当 x 为int时, 等价于先生成 range(0,x) 的数组再打散排列.

例子

from numpy import random
arr=random.standard_normal((2,3))
print(arr.__class__,'\n',arr)
num = random.uniform(0,1)
print(num.__class__,num)
"""
<class 'numpy.ndarray'> 
 [[ 0.27243397 -0.83744812 -0.33860031]
 [-1.36952477 -1.06641186 -0.4565501 ]]
<class 'float'> 0.06643459053873624
"""

ndarray 与 matrix

凡是能用 matrix 的地方, ndarray 也都能满足.
ndarray 可以是多维的, 而matrix只能是二维的, 严格对应数学教材中的矩阵.
matrix.I 矩阵的逆
mat1*mat2 矩阵的乘法.

例子

#coding=utf-8
import numpy as np

arr1=np.array([[1,2],
          [3,4]])
arr2=np.array([[1,2],
          [3,4]])

mat1=np.matrix(arr1)
mat2=np.matrix(arr2)
print mat1*mat2 #矩阵乘法,对应np.dot(a,b)
print ('Inverse',mat1.I)    #矩阵的逆

ndarray 与 list 的互相转换

np.array(object,dtype)
np.tolist(self)

格式化 print

当数组尺寸较大, 直接打印会有 ‘…’ 省略, 若是 debug 场景, 则需展现全部元素, 怎么办?
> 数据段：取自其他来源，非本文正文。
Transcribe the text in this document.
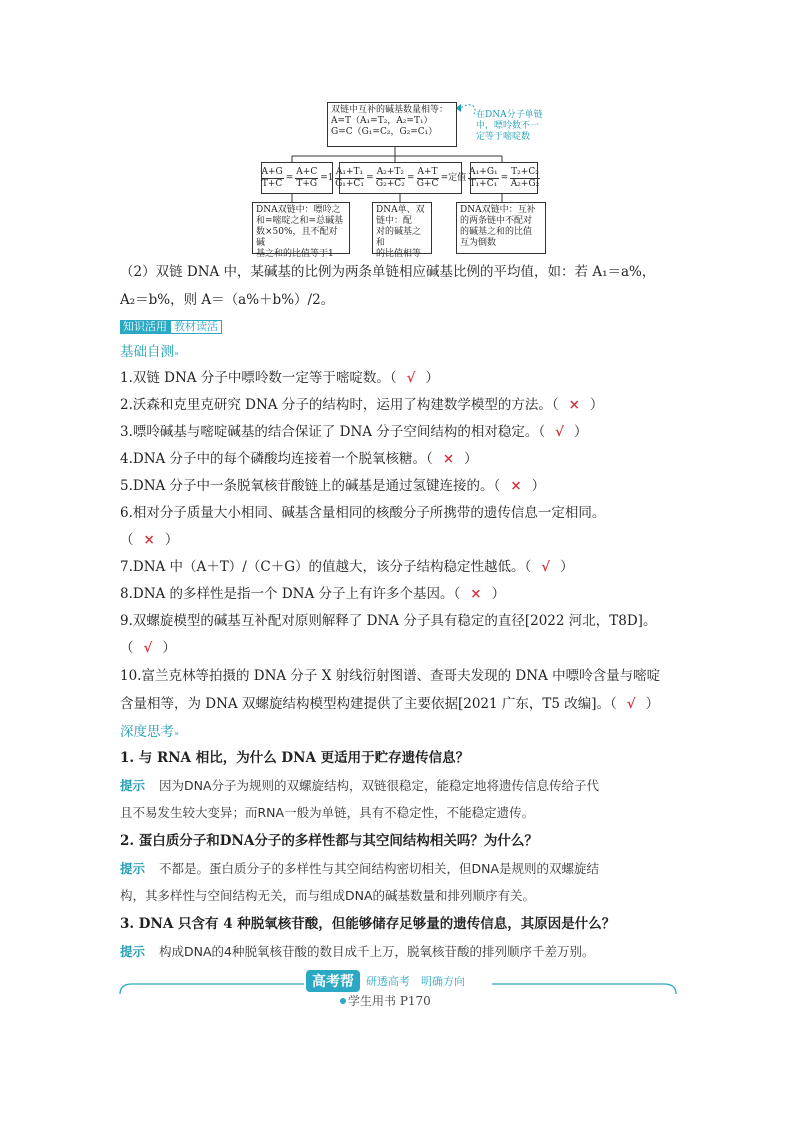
双链中互补的碱基数量相等：
A=T（A₁=T₂，A₂=T₁）
G=C（G₁=C₂，G₂=C₁）
在DNA分子单链
中，嘌呤数不一
定等于嘧啶数
$\frac{A+G}{T+C} = \frac{A+C}{T+G} =1 \frac{\text{A₁+T₁}}{\text{G₁+C₁}} = \frac{\text{A₂+T₂}}{\text{G₂+C₂}} = \frac{A+T}{G+C}$ =定值 $\frac{\text{A₁+G₁}}{\text{T₁+C₁}} = \frac{\text{T₂+C₂}}{\text{A₂+G₂}}$
DNA双链中：嘌呤之
和=嘧啶之和=总碱基
数×50%，且不配对碱
基之和的比值等于1
DNA单、双
链中：配
对的碱基之和
的比值相等
DNA双链中：互补
的两条链中不配对
的碱基之和的比值
互为倒数
（2）双链 DNA 中，某碱基的比例为两条单链相应碱基比例的平均值，如：若 A₁＝a%，
A₂＝b%，则 A＝（a%＋b%）/2。
知识活用 教材读活
基础自测»
1.双链 DNA 分子中嘌呤数一定等于嘧啶数。（ √ ）
2.沃森和克里克研究 DNA 分子的结构时，运用了构建数学模型的方法。（ × ）
3.嘌呤碱基与嘧啶碱基的结合保证了 DNA 分子空间结构的相对稳定。（ √ ）
4.DNA 分子中的每个磷酸均连接着一个脱氧核糖。（ × ）
5.DNA 分子中一条脱氧核苷酸链上的碱基是通过氢键连接的。（ × ）
6.相对分子质量大小相同、碱基含量相同的核酸分子所携带的遗传信息一定相同。
（ × ）
7.DNA 中（A＋T）/（C＋G）的值越大，该分子结构稳定性越低。（ √ ）
8.DNA 的多样性是指一个 DNA 分子上有许多个基因。（ × ）
9.双螺旋模型的碱基互补配对原则解释了 DNA 分子具有稳定的直径[2022 河北，T8D]。
（ √ ）
10.富兰克林等拍摄的 DNA 分子 X 射线衍射图谱、查哥夫发现的 DNA 中嘌呤含量与嘧啶
含量相等，为 DNA 双螺旋结构模型构建提供了主要依据[2021 广东，T5 改编]。（ √ ）
深度思考»
1. 与 RNA 相比，为什么 DNA 更适用于贮存遗传信息？
提示 因为DNA分子为规则的双螺旋结构，双链很稳定，能稳定地将遗传信息传给子代
且不易发生较大变异；而RNA一般为单链，具有不稳定性，不能稳定遗传。
2. 蛋白质分子和DNA分子的多样性都与其空间结构相关吗？为什么？
提示 不都是。蛋白质分子的多样性与其空间结构密切相关，但DNA是规则的双螺旋结
构，其多样性与空间结构无关，而与组成DNA的碱基数量和排列顺序有关。
3. DNA 只含有 4 种脱氧核苷酸，但能够储存足够量的遗传信息，其原因是什么？
提示 构成DNA的4种脱氧核苷酸的数目成千上万，脱氧核苷酸的排列顺序千差万别。
高考帮	研透高考　明确方向
学生用书 P170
1. np.`set_printoptions`(edgeitems,linewidth)

该 api 参数众多, 最常用的是这俩.

edgeitems=n, 是说数组的一行中, 前n个和后n个作展现, 中间就是省略号. ndarray 是多维数组, 可以把某层级的数组当成是更上一层级的元素, 也遵循 edgeitems 的约定.

# edgeitems=2
[[1. 0. ... 0. 0.]
[0. 1. ... 1. 1.]
...
[1. 1. ... 0. 1.]
[0. 0. ... 1. 0.]]

# edgeitems=3
[[1. 0. 0. ... 0. 0. 0.]
[0. 1. 1. ... 1. 1. 1.]
[0. 1. 0. ... 0. 0. 0.]
...
[1. 1. 1. ... 1. 1. 0.]
[1. 1. 1. ... 0. 0. 1.]
[0. 0. 0. ... 1. 1. 0.]]

linewidth 一行的宽度, 单位是字符, 不是元素个数.

2. ndarray.tolist()

很直观, 不再赘述.

内存数组<->文件的序列与反序列化

str 格式, 可读性高

the following method is intuitive.
np.ndarray -> list -> json_str(持久化且人易读) -> list -> np.array(list_obj)
code sample:

import json
import numpy as np

np_arr = np.array([[1, 2], [7, 8]])
json_str = json.dumps(np_arr.tolist())
arr = json.loads(json_str)
restore_np = np.array(arr)
# True
print((np_arr == restore_np).all())

.npy文件

np.load和np.save是读写磁盘数组数据的两个主要函数，默认情况下，数组是以未压缩的原始二进制格式保存在扩展名为.npy的文件中。

.npz文件

如果你想将多个数组保存到一个文件中的话，可以使用numpy.savez函数。

savez(), 函数的第一个参数是文件名，其后的参数都是需要保存的数组.
np.load(npzFIle)
NpzFile.files 该字段代表着保存的数组名称
NpzFile[arrName], 返回指定的数组.

代码示例

import numpy
import numpy as np

# 存储单个 np数组
a = np.arange(5)
np.save('test.npy', a)

# 加载 npz 格式的多数组文件
d = np.load('C:/Users/yichu.dyc/Downloads/ihdp_npci_1-100.train.npz')  # type: np.lib.npyio.NpzFile
# ['ate', 'mu1', 'mu0', 'yadd', 'yf', 'ycf', 't', 'x', 'ymul']
d.files
# (672, 25, 100)
d['x'].shape